Students can maintain a class calendar to show weather data that students collect during their field visits. This display reinforces that time can be shown on calendars. Students can also compare weather data using bar graphs (rainy days vs. sunny days in September, rainy days in October vs. April, etc.).
Drawing maps of field study sites, including a map key, allows students to practice creating different types of maps, and practice using those maps to find the same study site over long periods of time. Each group could create a different section of the school grounds so that, when connected, would make a complete map of the property. Allow other groups within the class "ground truth" each others sections to identify additional features and for practice reading and using a map.
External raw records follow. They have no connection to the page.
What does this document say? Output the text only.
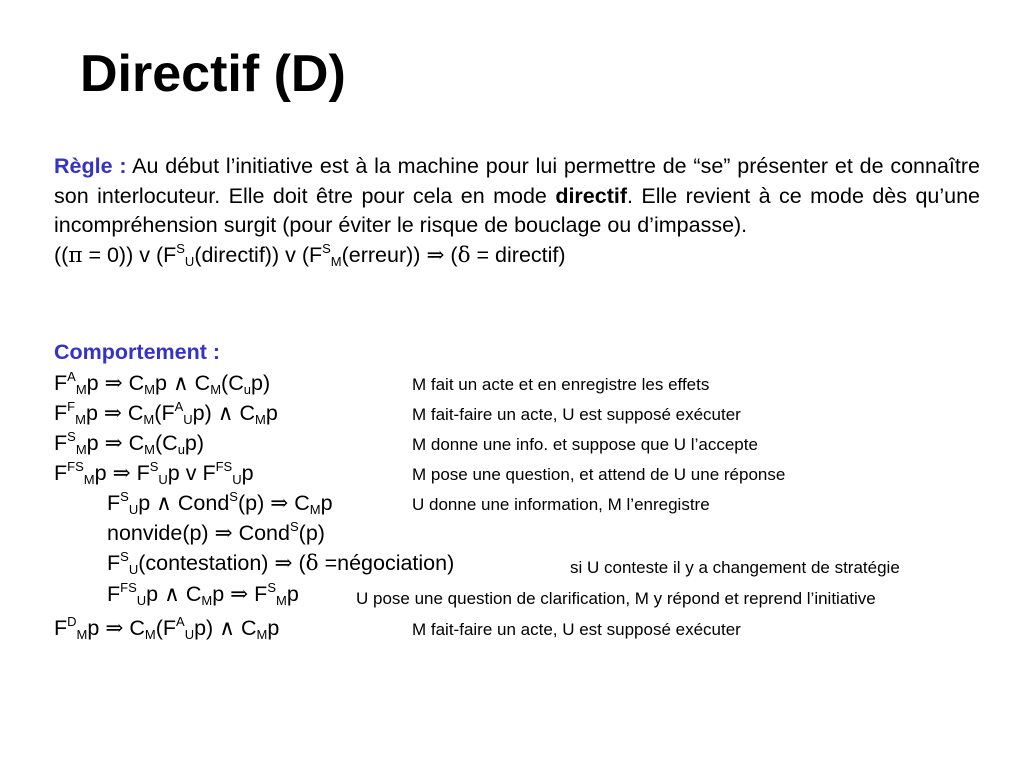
Directif (D)
Règle : Au début l’initiative est à la machine pour lui permettre de “se” présenter et de connaître son interlocuteur. Elle doit être pour cela en mode directif. Elle revient à ce mode dès qu’une incompréhension surgit (pour éviter le risque de bouclage ou d’impasse).
((π = 0)) v $(F^S_U(directif))$ v $(F^S_M(erreur))$ ⇒ (δ = directif)
Comportement :
$F^A_Mp$ ⇒ $C_Mp$ ∧ $C_M(C_up)$	M fait un acte et en enregistre les effets
$F^F_Mp$ ⇒ $C_M(F^A_Up)$ ∧ $C_Mp$	M fait-faire un acte, U est supposé exécuter
$F^S_Mp$ ⇒ $C_M(C_up)$	M donne une info. et suppose que U l’accepte
$F^{FS}_Mp$ ⇒ $F^S_Up$ v $F^{FS}_Up$	M pose une question, et attend de U une réponse
$F^S_Up$ ∧ Cond$^S$(p) ⇒ $C_Mp$	U donne une information, M l’enregistre
nonvide(p) ⇒ Cond$^S$(p)
$F^S_U(contestation)$ ⇒ (δ =négociation)	si U conteste il y a changement de stratégie
$F^{FS}_Up$ ∧ $C_Mp$ ⇒ $F^S_Mp$	U pose une question de clarification, M y répond et reprend l’initiative
$F^D_Mp$ ⇒ $C_M(F^A_Up)$ ∧ $C_Mp$	M fait-faire un acte, U est supposé exécuter
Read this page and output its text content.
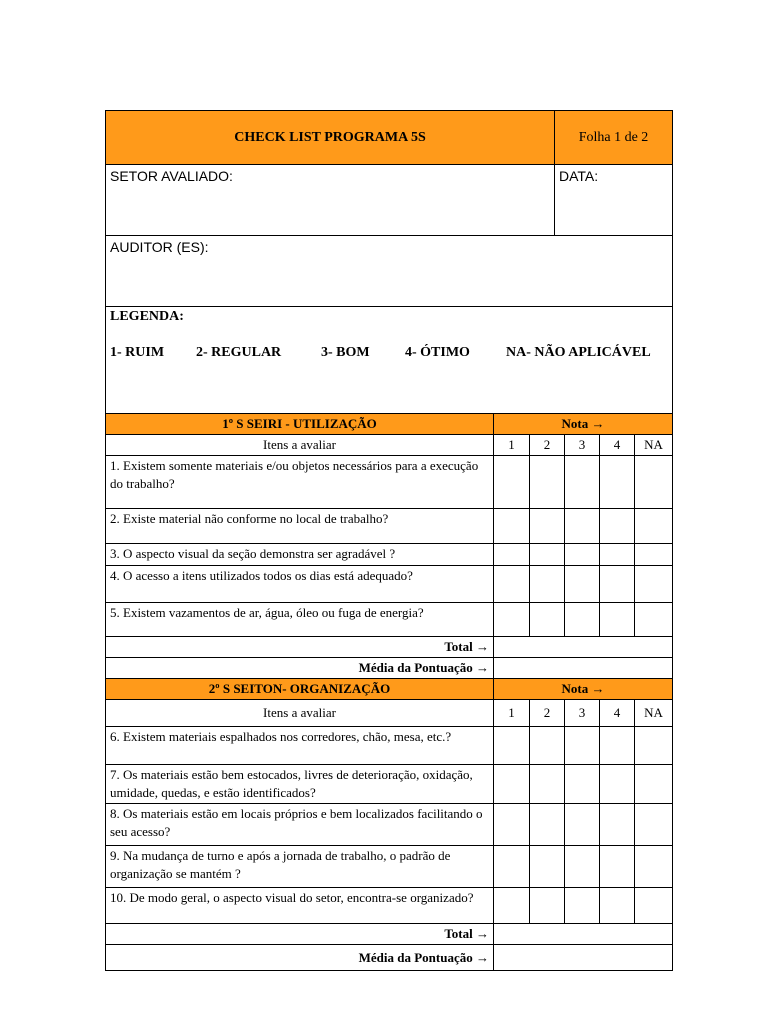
CHECK LIST PROGRAMA 5S	Folha 1 de 2

SETOR AVALIADO:	DATA:

AUDITOR (ES):	

LEGENDA:
1- RUIM 2- REGULAR 3- BOM 4- ÓTIMO NA- NÃO APLICÁVEL	
1º S SEIRI - UTILIZAÇÃO	Nota →				
Itens a avaliar	1	2	3	4	NA
1. Existem somente materiais e/ou objetos necessários para a execução do trabalho?					
2. Existe material não conforme no local de trabalho?					
3. O aspecto visual da seção demonstra ser agradável ?					
4. O acesso a itens utilizados todos os dias está adequado?					
5. Existem vazamentos de ar, água, óleo ou fuga de energia?					
Total →					
Média da Pontuação →					
2º S SEITON- ORGANIZAÇÃO	Nota →				
Itens a avaliar	1	2	3	4	NA
6. Existem materiais espalhados nos corredores, chão, mesa, etc.?					
7. Os materiais estão bem estocados, livres de deterioração, oxidação, umidade, quedas, e estão identificados?					
8. Os materiais estão em locais próprios e bem localizados facilitando o seu acesso?					
9. Na mudança de turno e após a jornada de trabalho, o padrão de organização se mantém ?					
10. De modo geral, o aspecto visual do setor, encontra-se organizado?					
Total →					
Média da Pontuação →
Use the supplemental content that follows in addition to the suggestions in #6, #7 and the Wrap Up in the original activity.
For the Music and Movement section of the original activity in the guide, use the GUW Field Study Data Collection pages to record weather data for the day. Students can sing the “What’s the Weather?” song before they share the data collected that day. Writing the words on sentence strips for students to read as they sing can be helpful for students to gain fluency. Weather data can be written on the class calendar to reinforce social studies standards.
For the Centers & Extensions section of the original activity, students can create a Wall Journal – maps of the classroom, school, school grounds, field study site, etc., that students create can be displayed as murals and revisited throughout the seasons.